Ветер налетел еще раз и упал. Лавровые кусты, тремя поясами охватывавшие старую усадьбу, давно уже утихли, но в глубине парка могучие чернолистые дерева и двадцатиметровые сосны еще трепетали вершинами, по-медвежьи урча. Стоявшая на краю орехового стола лампа горела теперь ярче, теплым, домашним светом, однообразно потрескивая. В столь близком соседстве с ночью, непроглядно темной за окном, теплый душноватый воздух оставлял во рту сладкий привкус.
- Можешь беситься, Мушетта, сколько угодно. Ты не выведешь меня из себя, - спокойно проговорил маркиз. - Честное слово, я рад, что ты пришла.
Он старательно примял нагоревший в трубке пепел и продолжал наполовину важно, наполовину шутливо:
- Можно отказаться от пятисот луидоров, моя милая, но нельзя плевать в руку бедняка, предлагающего тебе то, что наскреб на дне своего кошелька. Надеюсь, ты поняла меня? Я не стыжусь моей бедности, малютка...
При последних словах Жермена покраснела.
- И я не стыжусь, - возразила она. - Разве я хотя бы раз чего-нибудь просила?
- Нет, конечно, нет. Но Малорти, твой отец...
Он сказал это без особого умысла и осекся, увидев, как задрожали ее губы, напряглась от детских рыданий изящная шейка.
- Малорти, Малорти! Что Малорти? Мне-то что до него? Это невыносимо, наконец! Неправда, я не выдавала тебя! Это ложь! О, когда вчера вечером... он посмел... сказать... при мне... Я словно обезумела! Да я назло ему проткнула бы себе горло ножницами, убила бы себя у него на глазах, прямо за столом! Нет, вы меня не знаете! Ни он, ни ты! Попомните мое слово, я еще такого наделаю!
Она напрягала слабый голосок, пристукивая кулачком по столу, немного смешная в своем гневе. В ней чувствовалась некоторая преувеличенность, с помощью которой даже самые искренние женщины подхлестывают себя, чтобы набраться духа для решающего шага.
Кадиньян в молчании слушал ее и впервые ею любовался. Нечто другое, чем плотское желание, своего рода отцовская нежность, никогда доселе им не испытанная, влекла его к поднявшей мятеж девочке, к женщине-товарищу, более сильной и гордой, чем он сам... Чем черт не шутит!

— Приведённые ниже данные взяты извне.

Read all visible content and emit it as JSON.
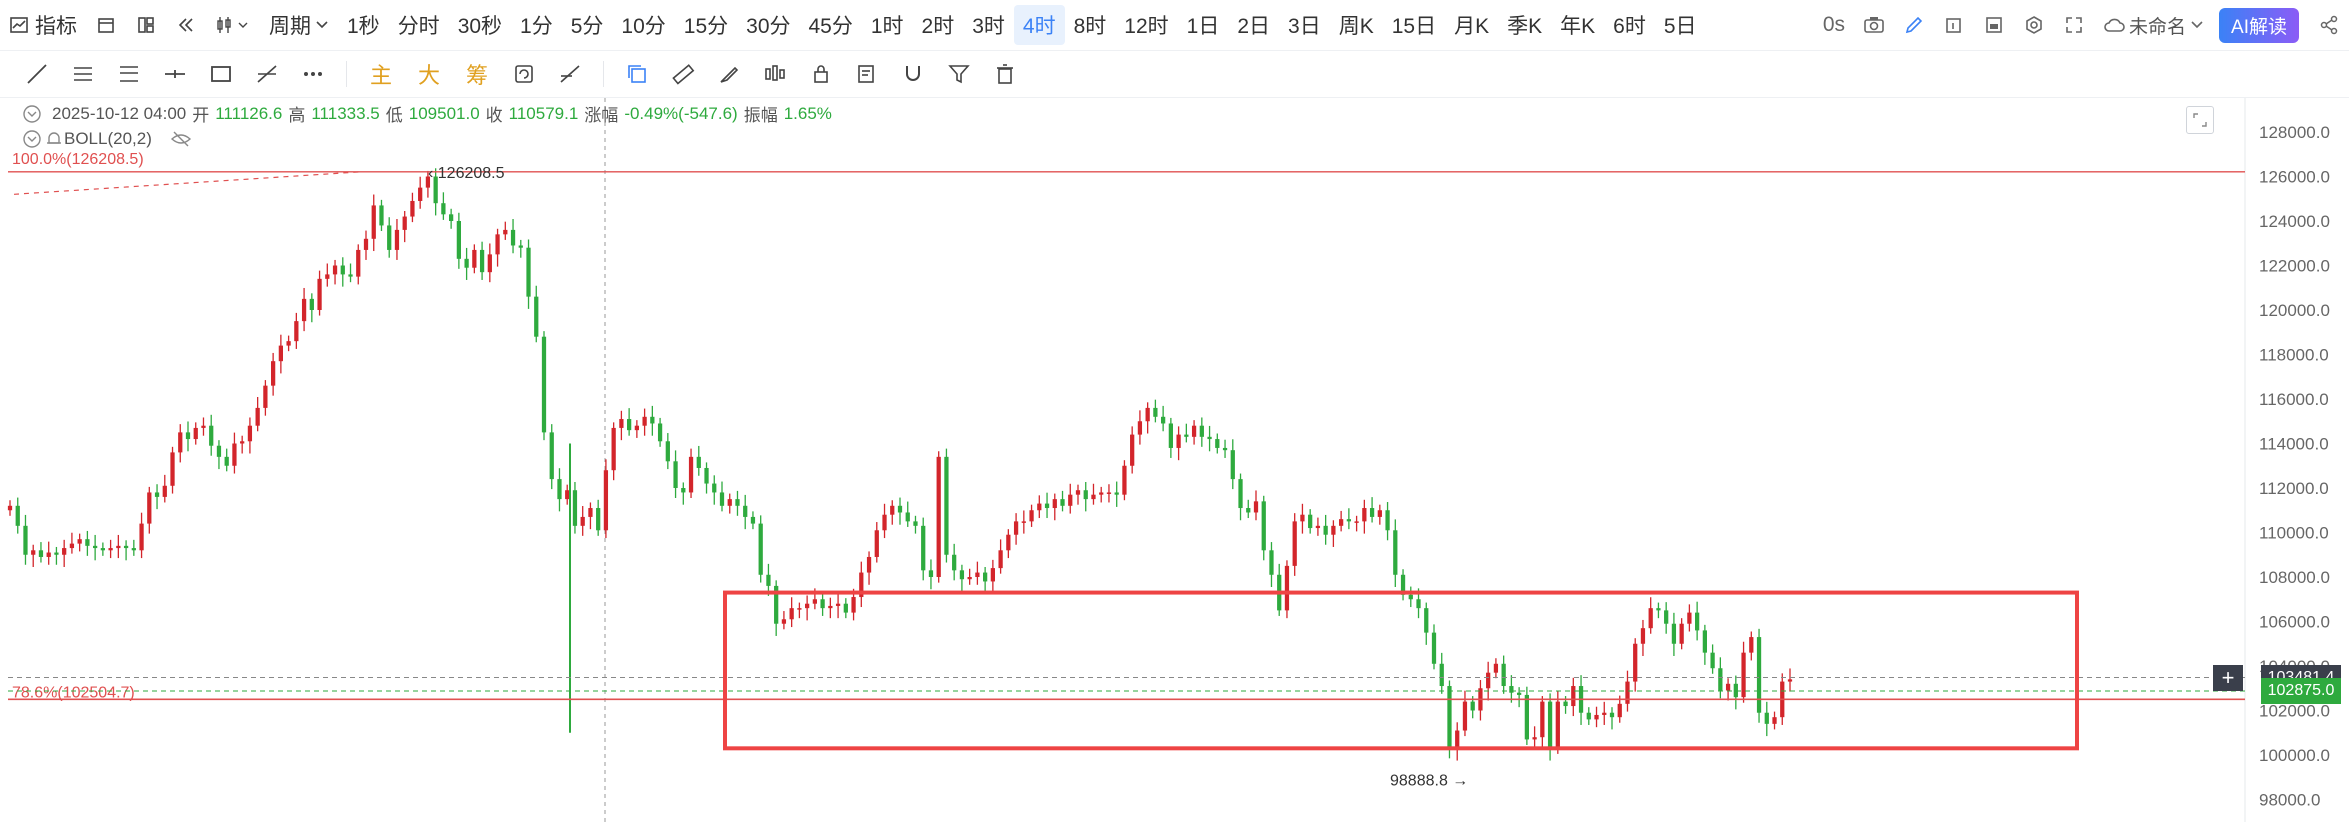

Быть может, когда-нибудь?.. Он внимательно взглянул ей в лицо и улыбнулся. Но в его улыбке ей померещилась насмешка.
- Напрасно я горячусь, - холодно сказала она, прервав свою речь. Только все так и было бы, как говорю. Да я умерла бы в их кирпичном доме и кукольном садике!.. Но вас, Кадиньян (она бросила ему в лицо его имя, как вызов), вас я считала другим человеком!